Feel free to check out my creations on my Facebook page  https://facebook.com/AetherCosmetics/ or follow Aether Cosmetics on Instagram  https://instagram.com/AetherCosmetics/ for new updates and step-by-step posts how I create my green beauty.

The coloring agents in Hibiscus flowers are anthocyanins and are widely used in organic coloring. Anthocyanosides provide the red tint of the berries, red cabbage, plums, etc. The hue of the pigment is pH dependent and may appear red, blue or purple. This pigment is hydrophilic (water-soluble) and therefore plants containing it cannot be used in oil macerations.

Q: Have you tried making other colorful products with hibiscus, water or oil based, with powder or other extracted forms of this plant?

A: No, this is the first time I’ve included Hibiscus in my formulas. Powdered Hibiscus would work great as an as it will enhance the exfoliation thanks to the alpha-hydroxy acids in the plant.  Unfortunately hibiscus cannot be used in anhydrous formulations, as the coloring agent is water-soluble, however it can be incorporated successfully in an emulsion.

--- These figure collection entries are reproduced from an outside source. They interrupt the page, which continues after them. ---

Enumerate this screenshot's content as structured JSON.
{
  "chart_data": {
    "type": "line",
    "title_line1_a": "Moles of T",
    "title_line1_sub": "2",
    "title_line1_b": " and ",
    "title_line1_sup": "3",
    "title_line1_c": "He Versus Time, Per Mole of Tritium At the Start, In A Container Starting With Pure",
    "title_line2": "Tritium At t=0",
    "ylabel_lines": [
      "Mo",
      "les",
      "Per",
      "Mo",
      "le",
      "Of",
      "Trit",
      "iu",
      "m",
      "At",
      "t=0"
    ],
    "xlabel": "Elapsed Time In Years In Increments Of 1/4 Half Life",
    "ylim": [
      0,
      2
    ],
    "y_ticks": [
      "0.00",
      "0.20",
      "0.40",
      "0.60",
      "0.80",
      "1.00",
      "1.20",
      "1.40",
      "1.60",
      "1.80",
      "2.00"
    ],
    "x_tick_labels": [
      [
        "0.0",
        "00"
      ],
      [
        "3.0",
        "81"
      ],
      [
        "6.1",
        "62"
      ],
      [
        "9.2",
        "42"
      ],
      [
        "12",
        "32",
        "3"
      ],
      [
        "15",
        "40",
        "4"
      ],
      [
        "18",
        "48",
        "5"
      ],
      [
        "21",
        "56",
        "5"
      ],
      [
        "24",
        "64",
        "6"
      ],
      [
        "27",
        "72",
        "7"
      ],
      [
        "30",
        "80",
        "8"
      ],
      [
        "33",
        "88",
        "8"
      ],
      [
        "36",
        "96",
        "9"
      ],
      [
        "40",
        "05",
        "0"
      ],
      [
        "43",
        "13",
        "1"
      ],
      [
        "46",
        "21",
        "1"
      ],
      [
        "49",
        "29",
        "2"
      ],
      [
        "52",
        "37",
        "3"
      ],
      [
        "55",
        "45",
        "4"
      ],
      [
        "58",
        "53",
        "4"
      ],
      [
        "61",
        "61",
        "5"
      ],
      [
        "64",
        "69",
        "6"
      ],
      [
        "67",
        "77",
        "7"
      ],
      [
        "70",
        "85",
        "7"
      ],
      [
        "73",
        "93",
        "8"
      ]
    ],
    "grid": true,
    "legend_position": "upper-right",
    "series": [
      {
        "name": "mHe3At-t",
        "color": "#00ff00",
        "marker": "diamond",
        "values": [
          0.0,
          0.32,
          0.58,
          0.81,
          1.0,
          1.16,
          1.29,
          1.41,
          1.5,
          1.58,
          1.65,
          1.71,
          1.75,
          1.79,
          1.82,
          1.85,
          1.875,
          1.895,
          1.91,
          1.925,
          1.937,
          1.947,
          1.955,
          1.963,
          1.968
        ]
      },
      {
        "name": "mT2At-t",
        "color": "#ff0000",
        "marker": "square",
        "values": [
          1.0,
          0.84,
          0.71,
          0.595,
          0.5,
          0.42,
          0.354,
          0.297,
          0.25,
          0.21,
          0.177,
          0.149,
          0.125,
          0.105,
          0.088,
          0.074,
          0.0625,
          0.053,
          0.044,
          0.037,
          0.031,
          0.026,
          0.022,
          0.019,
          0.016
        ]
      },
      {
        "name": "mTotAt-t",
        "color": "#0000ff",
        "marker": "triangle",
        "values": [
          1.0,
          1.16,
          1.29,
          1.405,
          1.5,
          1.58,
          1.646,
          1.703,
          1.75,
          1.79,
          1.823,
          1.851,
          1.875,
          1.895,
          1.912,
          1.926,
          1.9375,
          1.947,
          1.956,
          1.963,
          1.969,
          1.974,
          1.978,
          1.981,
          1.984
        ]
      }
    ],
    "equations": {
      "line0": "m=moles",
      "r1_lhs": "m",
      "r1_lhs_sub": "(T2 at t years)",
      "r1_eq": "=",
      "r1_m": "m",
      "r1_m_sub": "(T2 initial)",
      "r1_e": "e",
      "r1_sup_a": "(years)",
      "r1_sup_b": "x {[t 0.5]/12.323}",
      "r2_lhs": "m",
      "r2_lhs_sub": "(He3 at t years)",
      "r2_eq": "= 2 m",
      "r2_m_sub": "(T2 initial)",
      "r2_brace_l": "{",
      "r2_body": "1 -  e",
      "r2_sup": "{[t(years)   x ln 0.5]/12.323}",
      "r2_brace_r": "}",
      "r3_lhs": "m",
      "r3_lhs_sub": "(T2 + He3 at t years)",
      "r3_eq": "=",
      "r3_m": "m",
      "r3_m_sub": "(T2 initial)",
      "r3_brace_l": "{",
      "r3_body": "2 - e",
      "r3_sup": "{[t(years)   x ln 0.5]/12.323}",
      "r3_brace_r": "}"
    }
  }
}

I hope you enjoyed this blog. I would really love to see some of your hibiscus creations if you would like to share them with us! Until my next blog…keep on glowing!!

6 thoughts on “Hibiscus Petal Power”

      1. Hi thank you for sharing information on Hibiscus oil. I want know how did you get red colour oil from the flower. If you can share some information on that it will be really helpful.

        1. You can obtain red water only from the water soluble compounds in the dried plant, but the oil pressed from the plant is yellow. The dried plant even if macerated in oil will give out it’s oil soluble compounds but it will not turn red.
          La Formulatrice

    1. Hi!
      Glycerine is quite sticky and might not feel nice if you use only that alone as a skincare ingredient. Also glycerine can be drying in high quantities as it is a humectant and will absorb all moisture in certain conditions like very dry atmosphere, leaving skin dry & irritated. Sensitive skin might not like it neither. Dilute with floral waters or hyaloronic acid or use in smaller % in skincare formulations.
      Otherwise hibiscus if fantastic for skin!!